Muitos fabricantes de eletrônicos contratados não sabem onde construir fábricas após novas tarifas dos EUA

Embora o desejo do governo dos EUA de infligir danos econômicos à China fosse óbvio mesmo antes da introdução de tarifas mais altas, outros países onde a produção de eletrônicos está concentrada claramente não esperavam um aumento tão significativo nas tarifas. Agora, os fabricantes asiáticos de eletrônicos estão confusos sobre onde, além dos Estados Unidos, eles deveriam começar a produzir produtos para o mercado americano.

Fonte da imagem: HPE

Vale lembrar que muitos países com grandes déficits comerciais com os EUA enfrentaram ontem um aumento nas tarifas alfandegárias de quase 50%. Em alguns desses países, fabricantes contratados de eletrônicos passaram anos desenvolvendo infraestrutura destinada a reduzir a dependência de fornecedores ocidentais da China.

Como os representantes da Nikkei Asian Review admitiram em uma entrevista

Um dos contratantes da Apple, Nvidia e Samsung Electronics, a escala e o tamanho das taxas alfandegárias anunciadas por Trump ontem foram um choque para eles. No início, eles até tentaram brincar sobre transferir a produção para o espaço ou para a Antártida para proteger seus interesses. No entanto, uma análise mais aprofundada da situação mostrou que mesmo a vizinhança da Antártida não é um território seguro em termos do impacto das tarifas alfandegárias americanas.
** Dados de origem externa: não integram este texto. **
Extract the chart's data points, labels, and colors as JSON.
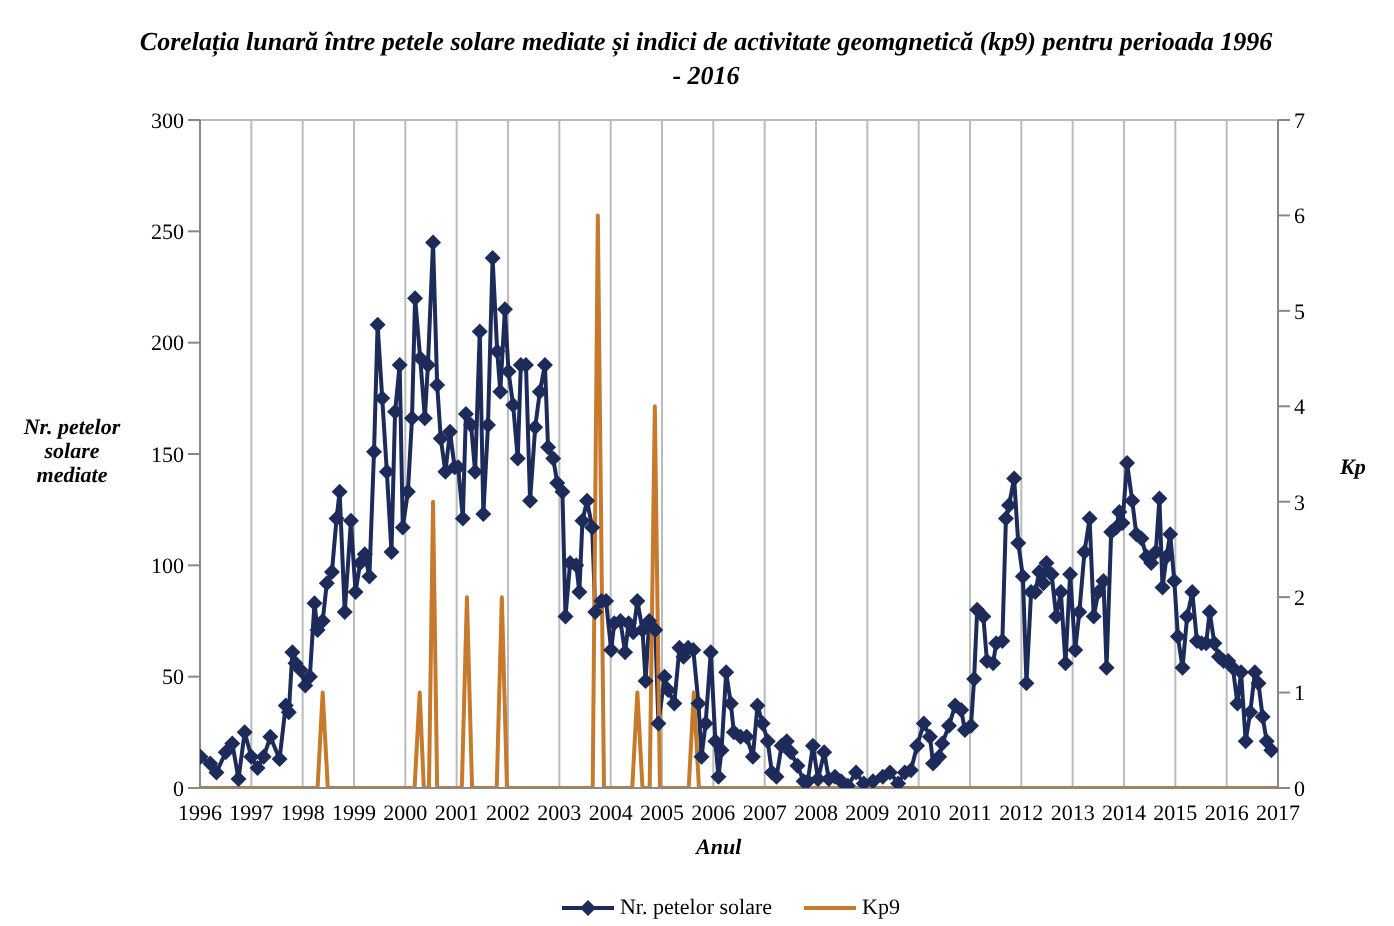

Perdas não podem ser completamente evitadas, admite outro fornecedor de eletrônicos para Google, HP e Dell. No entanto, ele também não tem noção de qual direção geográfica seguir. Agora, os governos dos países onde as empresas têm empreendimentos terão que conduzir negociações difíceis com as autoridades dos EUA para minimizar, pelo menos parcialmente, o impacto das taxas alfandegárias sobre os negócios.

A contradição é que as empresas foram forçadas a transferir suas instalações de produção da China para países vizinhos desde 2018 justamente por causa das políticas do governo Trump durante seu primeiro mandato. Agora eles precisam perceber que esses esforços podem ter sido em vão.

A partir de 9 de abril, serão introduzidas taxas de importação mais altas sobre produtos do Vietnã (46%), Tailândia (36%), Taiwan (32%) e Índia (26%), enquanto os produtos chineses enfrentarão um aumento nas taxas dos atuais 20% para 54% a partir de amanhã.

Fonte da imagem: HPE

A Apple vem desenvolvendo ativamente a produção de dispositivos no Vietnã nos últimos anos com a ajuda de seus contratados. A Dell fabrica até um quarto de seus laptops fornecidos aos EUA no Vietnã e está expandindo a produção na Tailândia. A HP também escolheu a Tailândia como destino para transferir a produção da China. A Nvidia depende muito da capacidade de terceiros localizada em Taiwan, Malásia e México.

Um fornecedor da HP, Google e Dell, que preferiu permanecer anônimo, admitiu que, a menos que as tarifas sobre as importações do Vietnã para os EUA sejam reduzidas, nenhum grande fabricante investirá mais na economia deste país asiático. “Entramos em uma era em que a política prevalece sobre a economia”, concluiu o representante da indústria.

Muitos participantes do mercado esperavam um aumento nas taxas de importação nos Estados Unidos, então, nos últimos meses, eles tentaram importar mais componentes para o país com as taxas antigas. No entanto, nem todos os importadores estavam preparados para isso: em alguns segmentos, a dinâmica da demanda não permitiu o aumento dos estoques nos depósitos.

Alguns fabricantes, diante da “equalização” de tarifas igualmente altas, podem optar por fabricar na China, já que mover a produção para fora da China geralmente envolve custos adicionais. Os fornecedores inevitavelmente terão que cobrir alguns desses custos com seus próprios lucros, o que só piorará sua situação em um cenário de demanda já em declínio. A fabricante de PCs Acer disse em fevereiro que seria forçada a aumentar os preços de seus produtos nos EUA em cerca de 10%.